JSTQB Advanced Level テスト自動化エンジニア (TAE)(v2.0)シラバス 要約
JSTQB Advanced Level テスト自動化エンジニア (Test Automation Engineer: TAE)(v2.0) のシラバス要約です。
自動テストを単なるスクリプトではなく、「ソフトウェアシステム (TAS)」 として設計・運用するための知識体系です。
最新のv2.0シラバスの構成に合わせてアップデートしています。
v2.0における主な変更点のポイント:
旧版にあった「第3章 汎用テスト自動化アーキテクチャ (gTAA)」や「第6章 手動テストからの移行」といった章タイトルが再編され、代わりにアーキテクチャのモジュール化やCI/CDパイプラインへの統合といった、より現代の開発プロセス(DevOps)に即した「デプロイメント戦略(第5章)」が強調される構成になっています。
- 目的: 効率化だけでなく、信頼性の向上、カバレッジの拡大、手動テストでは不可能なテスト(並列実行など)の実現。
- 成功要因:
- 自動化は「銀の弾丸」ではないというメリット・デメリットの理解。
- 異なるソフトウェア開発ライフサイクル(アジャイル、DevOpsなど)や、システムアーキテクチャが自動化の適合性に与える影響を考慮する。
- SUTの試験性(Testability):
- 可観測性(Observability)と制御可能性(Controllability)など、明確なアーキテクチャによる「試験性を考慮した設計(DFT)」が重要。
- ツール選定とインフラ:
- 組織の技術スタックに合わせたツールの評価と選定プロセス。
- 自動化を可能にするためのインフラストラクチャの構成ニーズを理解する。
- TAAの設計: テスト生成、テスト定義、テスト実行、テスト適応などのレイヤー構造を理解し、プロジェクトに合わせてTAA(テスト自動化アーキテクチャ)を設計する。
- 設計原則とパターン:
- モジュール化やスケーラビリティを確保するためのデザインコンセプトやデザインパターン(抽象化など)を適用して構築する。
- パイロットプロジェクト: いきなり全展開せず、小規模なパイロットプロジェクトを通じてアプローチを選択し、デプロイを計画する。
- リスクと保守性:
- 「メンテナンスの悪夢(修正コストが手動テストを上回る)」などの開発リスクを評価・緩和する。

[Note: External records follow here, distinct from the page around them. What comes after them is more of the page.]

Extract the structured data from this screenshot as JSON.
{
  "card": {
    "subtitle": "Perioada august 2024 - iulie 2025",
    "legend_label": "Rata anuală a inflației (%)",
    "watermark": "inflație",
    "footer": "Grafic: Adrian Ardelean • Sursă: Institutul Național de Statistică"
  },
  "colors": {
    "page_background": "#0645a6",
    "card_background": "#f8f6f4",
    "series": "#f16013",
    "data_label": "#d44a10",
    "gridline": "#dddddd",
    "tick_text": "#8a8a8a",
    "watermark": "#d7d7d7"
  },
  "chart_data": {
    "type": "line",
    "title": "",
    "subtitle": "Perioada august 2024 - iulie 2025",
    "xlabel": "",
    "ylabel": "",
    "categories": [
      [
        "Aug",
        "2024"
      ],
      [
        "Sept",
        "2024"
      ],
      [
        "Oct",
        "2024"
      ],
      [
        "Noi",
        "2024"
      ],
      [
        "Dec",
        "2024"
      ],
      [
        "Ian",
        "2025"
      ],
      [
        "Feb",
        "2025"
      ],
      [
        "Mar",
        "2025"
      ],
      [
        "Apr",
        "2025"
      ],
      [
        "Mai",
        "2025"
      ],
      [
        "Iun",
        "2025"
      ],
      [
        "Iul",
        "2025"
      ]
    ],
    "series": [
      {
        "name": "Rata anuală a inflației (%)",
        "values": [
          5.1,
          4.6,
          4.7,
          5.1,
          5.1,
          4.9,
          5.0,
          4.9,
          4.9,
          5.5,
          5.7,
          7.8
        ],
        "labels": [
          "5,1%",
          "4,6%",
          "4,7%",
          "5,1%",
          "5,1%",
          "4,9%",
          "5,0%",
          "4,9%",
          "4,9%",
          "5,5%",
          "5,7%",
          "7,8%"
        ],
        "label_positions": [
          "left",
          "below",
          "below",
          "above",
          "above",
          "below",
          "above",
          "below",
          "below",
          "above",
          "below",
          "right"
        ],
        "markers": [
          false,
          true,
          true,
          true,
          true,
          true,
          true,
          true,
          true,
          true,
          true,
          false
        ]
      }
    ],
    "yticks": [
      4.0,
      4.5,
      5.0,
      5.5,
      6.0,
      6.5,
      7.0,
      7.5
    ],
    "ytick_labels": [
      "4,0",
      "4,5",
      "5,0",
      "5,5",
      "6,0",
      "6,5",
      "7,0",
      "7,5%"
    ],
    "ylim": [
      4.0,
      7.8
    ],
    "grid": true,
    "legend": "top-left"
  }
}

- スクリプトがスパゲッティ状態になるのを防ぎ、TAS(テスト自動化ソリューション)の保守性を高める。
- CI/CDへの統合: 自動テストをモダンな継続的インテグレーション/継続的デリバリー(CI/CD)パイプラインに効果的に統合する。
- デプロイメント: テストウェアの保守スコープを考慮し、様々な環境へのデプロイメントアプローチを設計する。

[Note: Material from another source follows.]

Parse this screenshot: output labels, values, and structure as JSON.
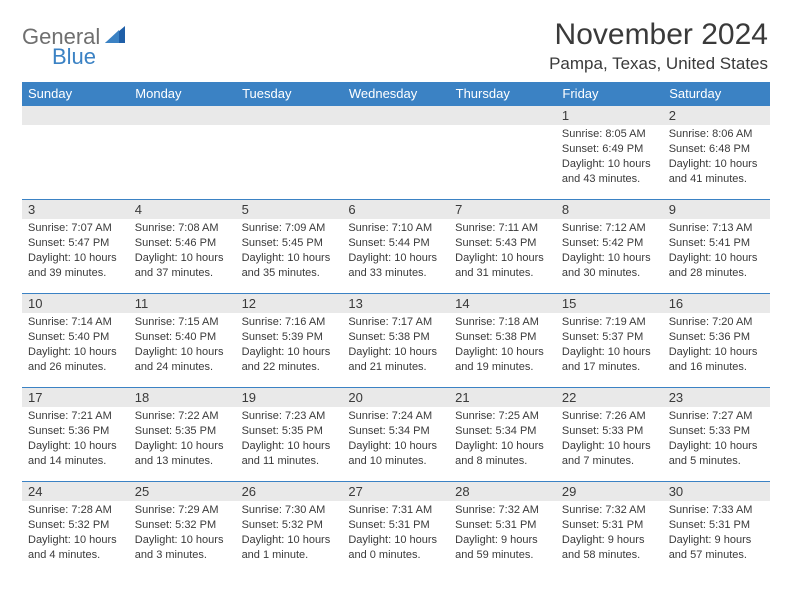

- 計測と分析: テスト実行データやカバレッジなど、テスト自動化データの収集・分析方法を理解する。
- レポーティング: 自動化のメリット(ROI)やシステムの品質状態を、ステークホルダーにわかりやすく適切に報告する仕組みを作る。
- インフラとTASの検証: 自動テストコード自体や、テスト自動化のインフラストラクチャが正しく機能しているかを検証する(テストのテスト)。

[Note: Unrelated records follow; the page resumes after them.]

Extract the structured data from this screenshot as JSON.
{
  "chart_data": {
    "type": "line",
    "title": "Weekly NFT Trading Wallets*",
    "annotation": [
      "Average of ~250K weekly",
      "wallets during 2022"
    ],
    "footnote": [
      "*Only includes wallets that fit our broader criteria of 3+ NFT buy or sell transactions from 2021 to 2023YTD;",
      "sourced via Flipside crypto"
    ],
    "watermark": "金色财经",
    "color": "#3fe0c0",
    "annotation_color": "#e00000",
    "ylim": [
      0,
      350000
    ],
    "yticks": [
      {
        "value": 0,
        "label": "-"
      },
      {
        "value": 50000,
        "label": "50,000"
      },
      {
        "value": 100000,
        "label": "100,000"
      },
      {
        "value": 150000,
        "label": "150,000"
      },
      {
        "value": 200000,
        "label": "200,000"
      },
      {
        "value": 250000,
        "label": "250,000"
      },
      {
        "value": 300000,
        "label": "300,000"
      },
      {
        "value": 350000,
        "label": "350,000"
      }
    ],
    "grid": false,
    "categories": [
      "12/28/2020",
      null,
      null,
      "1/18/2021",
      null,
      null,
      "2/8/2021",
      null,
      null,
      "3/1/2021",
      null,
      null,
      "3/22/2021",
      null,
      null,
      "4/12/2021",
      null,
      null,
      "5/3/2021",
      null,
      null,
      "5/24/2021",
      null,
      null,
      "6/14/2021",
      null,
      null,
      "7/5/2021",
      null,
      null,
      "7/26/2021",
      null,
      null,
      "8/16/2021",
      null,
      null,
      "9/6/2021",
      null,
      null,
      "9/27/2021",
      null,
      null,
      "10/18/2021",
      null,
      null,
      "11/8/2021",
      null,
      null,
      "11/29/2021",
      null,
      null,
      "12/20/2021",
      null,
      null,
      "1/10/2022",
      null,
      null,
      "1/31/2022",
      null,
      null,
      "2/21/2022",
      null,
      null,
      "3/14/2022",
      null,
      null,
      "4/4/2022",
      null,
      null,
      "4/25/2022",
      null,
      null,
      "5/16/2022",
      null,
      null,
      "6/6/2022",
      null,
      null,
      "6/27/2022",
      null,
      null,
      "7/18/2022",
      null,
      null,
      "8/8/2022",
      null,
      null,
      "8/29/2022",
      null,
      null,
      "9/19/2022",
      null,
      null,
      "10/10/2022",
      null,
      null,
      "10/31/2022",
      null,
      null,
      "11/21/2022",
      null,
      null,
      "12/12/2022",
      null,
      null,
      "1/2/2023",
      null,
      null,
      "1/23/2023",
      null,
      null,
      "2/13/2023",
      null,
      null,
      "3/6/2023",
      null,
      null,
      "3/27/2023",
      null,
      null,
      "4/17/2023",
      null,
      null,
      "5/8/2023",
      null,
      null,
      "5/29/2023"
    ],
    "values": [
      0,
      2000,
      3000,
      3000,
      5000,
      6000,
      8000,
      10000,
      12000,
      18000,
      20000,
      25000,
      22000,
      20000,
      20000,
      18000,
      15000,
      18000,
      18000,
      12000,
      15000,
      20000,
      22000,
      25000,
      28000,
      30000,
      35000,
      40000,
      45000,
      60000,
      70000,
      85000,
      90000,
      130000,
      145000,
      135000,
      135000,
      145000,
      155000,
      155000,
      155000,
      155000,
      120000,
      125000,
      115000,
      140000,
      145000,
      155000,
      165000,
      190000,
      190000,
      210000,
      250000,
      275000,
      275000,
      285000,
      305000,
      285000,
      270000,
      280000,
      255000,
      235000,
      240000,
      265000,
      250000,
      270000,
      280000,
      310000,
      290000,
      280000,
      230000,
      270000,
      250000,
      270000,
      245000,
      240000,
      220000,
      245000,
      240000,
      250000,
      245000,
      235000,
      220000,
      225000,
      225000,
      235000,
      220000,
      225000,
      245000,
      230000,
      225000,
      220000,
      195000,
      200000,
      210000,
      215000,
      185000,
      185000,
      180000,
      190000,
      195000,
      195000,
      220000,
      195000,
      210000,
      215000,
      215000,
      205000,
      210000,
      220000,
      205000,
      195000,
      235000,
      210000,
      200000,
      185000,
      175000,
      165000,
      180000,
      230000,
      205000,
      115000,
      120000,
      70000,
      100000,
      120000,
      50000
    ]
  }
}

- 偽陽性と偽陰性: バグじゃないのに落ちる(偽陽性)、バグがあるのに通ってしまう(偽陰性)を排除し、検証ロジックの正確性を継続的に担保する。
- プロセスの見直し: TASの継続的な改善機会を定義・特定し、組織のテスト自動化を持続可能なものにする。
- リファクタリングと更新: アプリケーションの変化に伴い、自動テストコードやライブラリ、アーキテクチャを定期的に最適化する。